She’s mine and she’s fucking missing and I’m losing my mind right now.
The sudden ringing of my phone jars me and the fuckboy in front of me. He looks relieved that I’m frantically patting my jeans pockets to search for it.
Because it could be her.
It could be my Salem.
But it’s not. It’s her friend, Callie. Even so, I almost crush the phone as I go to hit accept because she might have some news.
Glaring one last time at the ice cream boy, I turn around and say, “Hello, Callie.”
“Hey,” she says. “I was –”
“You know where she is?” I ask because I don’t have the time to hear what she has to say.
“Salem? She isn’t back?”
My stomach churns. “Back from where? You know where she went?”
“Uh, I was trying to call her but her phone kept going to voicemail.”
I smack my palm on the glass door and push it open as I growl into the phone, “Where the fuck did she go?”
“I’m not –”
“Where the fuck did she go, Callie?”
She sighs. “Okay, so I’m only telling you this because I haven’t been able to reach her and I’m worried and –”
“Just fucking talk.”
“Right. Uh, she went to see her sister.”
Sounds dull down around me. “What?”
“Ugh, I told her it was a bad idea. I tried to stop her but she wouldn’t listen. She said that this was like the first time ever Sarah has personally reached out to her and she just… she just wanted to see her sister.”
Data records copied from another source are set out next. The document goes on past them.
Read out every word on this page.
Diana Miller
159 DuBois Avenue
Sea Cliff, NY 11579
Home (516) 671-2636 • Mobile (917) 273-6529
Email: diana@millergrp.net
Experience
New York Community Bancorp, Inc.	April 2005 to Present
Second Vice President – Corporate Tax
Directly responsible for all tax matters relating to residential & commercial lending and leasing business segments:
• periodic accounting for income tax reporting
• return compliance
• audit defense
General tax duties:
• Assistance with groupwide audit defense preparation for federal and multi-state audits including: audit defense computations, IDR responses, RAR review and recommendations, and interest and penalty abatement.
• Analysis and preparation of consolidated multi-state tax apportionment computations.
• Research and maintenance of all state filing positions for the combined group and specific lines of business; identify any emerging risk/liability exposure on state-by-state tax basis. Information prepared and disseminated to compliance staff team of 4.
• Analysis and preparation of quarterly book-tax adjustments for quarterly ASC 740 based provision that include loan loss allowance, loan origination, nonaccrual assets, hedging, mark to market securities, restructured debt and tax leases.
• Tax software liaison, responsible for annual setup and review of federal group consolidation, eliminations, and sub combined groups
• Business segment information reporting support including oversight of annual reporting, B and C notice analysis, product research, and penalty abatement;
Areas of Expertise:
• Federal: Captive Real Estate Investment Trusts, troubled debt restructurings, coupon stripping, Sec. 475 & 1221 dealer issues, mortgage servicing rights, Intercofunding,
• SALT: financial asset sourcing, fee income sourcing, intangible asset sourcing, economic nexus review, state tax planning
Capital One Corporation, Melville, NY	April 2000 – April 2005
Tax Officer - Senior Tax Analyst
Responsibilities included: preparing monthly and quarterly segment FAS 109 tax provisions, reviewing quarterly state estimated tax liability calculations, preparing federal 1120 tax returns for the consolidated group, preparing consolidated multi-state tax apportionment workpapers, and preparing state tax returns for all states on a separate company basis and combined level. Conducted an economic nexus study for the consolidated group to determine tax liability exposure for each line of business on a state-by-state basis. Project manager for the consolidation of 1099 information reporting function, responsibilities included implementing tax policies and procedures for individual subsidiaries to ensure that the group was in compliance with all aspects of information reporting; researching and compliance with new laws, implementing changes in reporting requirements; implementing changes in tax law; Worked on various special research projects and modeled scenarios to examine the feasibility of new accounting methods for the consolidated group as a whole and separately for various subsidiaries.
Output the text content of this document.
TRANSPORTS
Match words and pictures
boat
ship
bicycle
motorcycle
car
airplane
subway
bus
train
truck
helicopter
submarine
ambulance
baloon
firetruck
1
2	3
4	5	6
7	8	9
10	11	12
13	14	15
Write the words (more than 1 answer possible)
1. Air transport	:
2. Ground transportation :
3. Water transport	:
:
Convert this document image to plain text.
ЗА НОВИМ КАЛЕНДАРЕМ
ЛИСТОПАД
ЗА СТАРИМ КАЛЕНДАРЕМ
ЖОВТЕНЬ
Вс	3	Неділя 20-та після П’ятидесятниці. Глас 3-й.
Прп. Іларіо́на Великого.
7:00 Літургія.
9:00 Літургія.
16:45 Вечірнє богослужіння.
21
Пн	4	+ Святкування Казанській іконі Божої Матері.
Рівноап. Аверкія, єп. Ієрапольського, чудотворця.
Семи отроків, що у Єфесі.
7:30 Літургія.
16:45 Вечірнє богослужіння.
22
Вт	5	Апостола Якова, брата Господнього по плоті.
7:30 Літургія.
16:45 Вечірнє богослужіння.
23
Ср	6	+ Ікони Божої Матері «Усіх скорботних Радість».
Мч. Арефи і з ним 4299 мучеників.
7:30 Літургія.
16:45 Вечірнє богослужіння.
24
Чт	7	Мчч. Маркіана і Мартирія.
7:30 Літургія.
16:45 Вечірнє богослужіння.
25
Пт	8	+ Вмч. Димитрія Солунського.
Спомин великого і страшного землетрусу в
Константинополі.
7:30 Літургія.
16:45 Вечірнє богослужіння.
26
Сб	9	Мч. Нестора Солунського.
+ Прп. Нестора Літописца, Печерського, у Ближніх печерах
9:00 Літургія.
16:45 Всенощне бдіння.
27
“Where…” I swallow down the rage that’s bubbling up inside of me at the mention of Sarah. “Where did she go? To see her?”
Callie rattles off the name of a Mexican restaurant in the neighborhood before saying, “I’m so sorry, Arrow. I promise I tried to stop her. And… Will you please let me know when you find her? She should’ve been back by now.”
I know I should say something to reassure her. Callie has been a good friend to Salem all these years. Almost like a sister, because her own fucking sister is a nightmare.
But all I say, all I’m capable of saying is, “I have to go.”
I hang up to the sound of her pleading with me but I’ve got zero patience as I dial the number that I never ever thought I would, not after I broke up with her three years ago.
She answers my call at the first ring. “A?”
“Where is she?” There’s a couple of seconds of silence and even that is too much for me. So I bark, “Where is Salem?”
“I-I don’t know. Isn’t… Isn’t she back? With you?”
“What did you say to her?”
“What?”
“What did you say to Salem? When you met with her today,” I growl, my whole body vibrating. “You met with her today, didn’t you?”